Asediar a un hombre y explotarlo hasta que no quede nada él es una forma de liquidarlo. Otra es reducirlo a lección o fábula triste.
Esta gravedad y admiración alrededor de él, de su juego, de su pie han dejado una herencia cultural enorme: el cúmulo de libros, canciones, documentales, largometrajes, oraciones, relatos, murales, homenajes, anécdotas y confesiones es absolutamente abrumador, tanto que no resiste comparación con cualquier otro fenómeno originado por el deporte. Esa es la verdadera magnitud de su figura y la razón que lo convirtió, incluso vivo, en una reliquia en disputa, jaloneada por intereses ajenos, pero débil en el centro, sobre todo en las dos últimas décadas, cuando su declive se hizo evidente, vergonzoso.

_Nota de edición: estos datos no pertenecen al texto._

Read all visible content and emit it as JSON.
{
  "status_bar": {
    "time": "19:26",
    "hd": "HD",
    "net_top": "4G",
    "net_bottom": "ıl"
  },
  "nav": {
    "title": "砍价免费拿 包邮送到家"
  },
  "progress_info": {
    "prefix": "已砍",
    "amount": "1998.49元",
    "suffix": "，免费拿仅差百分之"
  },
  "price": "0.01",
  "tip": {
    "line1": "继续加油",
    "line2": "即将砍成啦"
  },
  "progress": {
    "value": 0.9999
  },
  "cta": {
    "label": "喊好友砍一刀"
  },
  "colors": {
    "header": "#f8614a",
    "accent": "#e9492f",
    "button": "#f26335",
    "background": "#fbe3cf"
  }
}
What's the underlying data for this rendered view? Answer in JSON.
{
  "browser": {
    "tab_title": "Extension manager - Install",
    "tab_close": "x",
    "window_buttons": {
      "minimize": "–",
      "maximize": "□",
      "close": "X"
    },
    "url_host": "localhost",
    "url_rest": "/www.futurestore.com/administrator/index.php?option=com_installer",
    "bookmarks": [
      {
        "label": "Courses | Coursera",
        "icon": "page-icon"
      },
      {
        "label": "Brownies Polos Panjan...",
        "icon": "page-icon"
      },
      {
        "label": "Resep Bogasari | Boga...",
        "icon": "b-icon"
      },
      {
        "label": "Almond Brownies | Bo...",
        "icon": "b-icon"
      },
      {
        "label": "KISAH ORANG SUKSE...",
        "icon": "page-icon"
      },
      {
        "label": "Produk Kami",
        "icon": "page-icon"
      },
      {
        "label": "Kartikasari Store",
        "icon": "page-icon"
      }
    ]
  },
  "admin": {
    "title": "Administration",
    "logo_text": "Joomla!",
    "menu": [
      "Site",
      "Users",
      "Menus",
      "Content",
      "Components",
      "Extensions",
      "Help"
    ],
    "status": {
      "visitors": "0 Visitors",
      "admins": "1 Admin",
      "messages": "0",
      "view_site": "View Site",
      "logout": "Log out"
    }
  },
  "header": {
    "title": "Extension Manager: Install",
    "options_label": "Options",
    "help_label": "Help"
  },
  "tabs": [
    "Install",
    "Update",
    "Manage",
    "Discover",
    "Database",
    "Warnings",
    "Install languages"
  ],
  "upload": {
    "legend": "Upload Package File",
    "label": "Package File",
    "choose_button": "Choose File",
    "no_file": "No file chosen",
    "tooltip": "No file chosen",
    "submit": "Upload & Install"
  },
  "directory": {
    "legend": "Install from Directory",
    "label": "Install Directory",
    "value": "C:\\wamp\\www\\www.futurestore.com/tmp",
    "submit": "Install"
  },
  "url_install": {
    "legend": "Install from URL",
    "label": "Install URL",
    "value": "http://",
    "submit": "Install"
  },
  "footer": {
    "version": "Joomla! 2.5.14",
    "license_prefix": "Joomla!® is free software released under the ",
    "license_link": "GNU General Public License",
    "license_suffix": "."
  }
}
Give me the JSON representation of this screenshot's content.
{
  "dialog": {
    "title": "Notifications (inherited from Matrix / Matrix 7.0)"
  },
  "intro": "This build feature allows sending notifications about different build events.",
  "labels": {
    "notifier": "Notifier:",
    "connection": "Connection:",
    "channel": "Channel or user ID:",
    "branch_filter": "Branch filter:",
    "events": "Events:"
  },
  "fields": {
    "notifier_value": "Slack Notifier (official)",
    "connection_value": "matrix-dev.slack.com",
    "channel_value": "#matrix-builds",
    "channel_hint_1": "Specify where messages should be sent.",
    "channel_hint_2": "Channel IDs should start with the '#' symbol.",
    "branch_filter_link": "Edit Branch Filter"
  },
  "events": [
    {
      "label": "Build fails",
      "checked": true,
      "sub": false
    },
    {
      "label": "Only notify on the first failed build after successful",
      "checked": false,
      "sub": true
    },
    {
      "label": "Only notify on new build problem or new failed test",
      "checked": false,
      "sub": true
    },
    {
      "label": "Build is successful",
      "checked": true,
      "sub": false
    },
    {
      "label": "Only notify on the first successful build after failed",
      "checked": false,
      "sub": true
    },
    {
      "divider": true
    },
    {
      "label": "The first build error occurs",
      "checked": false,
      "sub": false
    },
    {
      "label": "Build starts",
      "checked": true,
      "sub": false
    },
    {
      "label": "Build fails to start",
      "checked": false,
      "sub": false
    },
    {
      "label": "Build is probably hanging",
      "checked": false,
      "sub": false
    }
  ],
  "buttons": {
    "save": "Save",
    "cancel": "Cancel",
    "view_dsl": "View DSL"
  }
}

Asediar a un hombre y explotarlo hasta que no quede nada él es una forma de liquidarlo. Otra es reducirlo a lección o fábula triste. Los amantes del fútbol recordarán con alegría y emoción el brillo del primer asombro y, bajo esa luz, sus delitos y exabruptos se harán invisibles. Otros lo valorarán moralmente por su peor comportamiento: las sombras, las caídas. Entre esos extremos, nos ubicaremos los demás.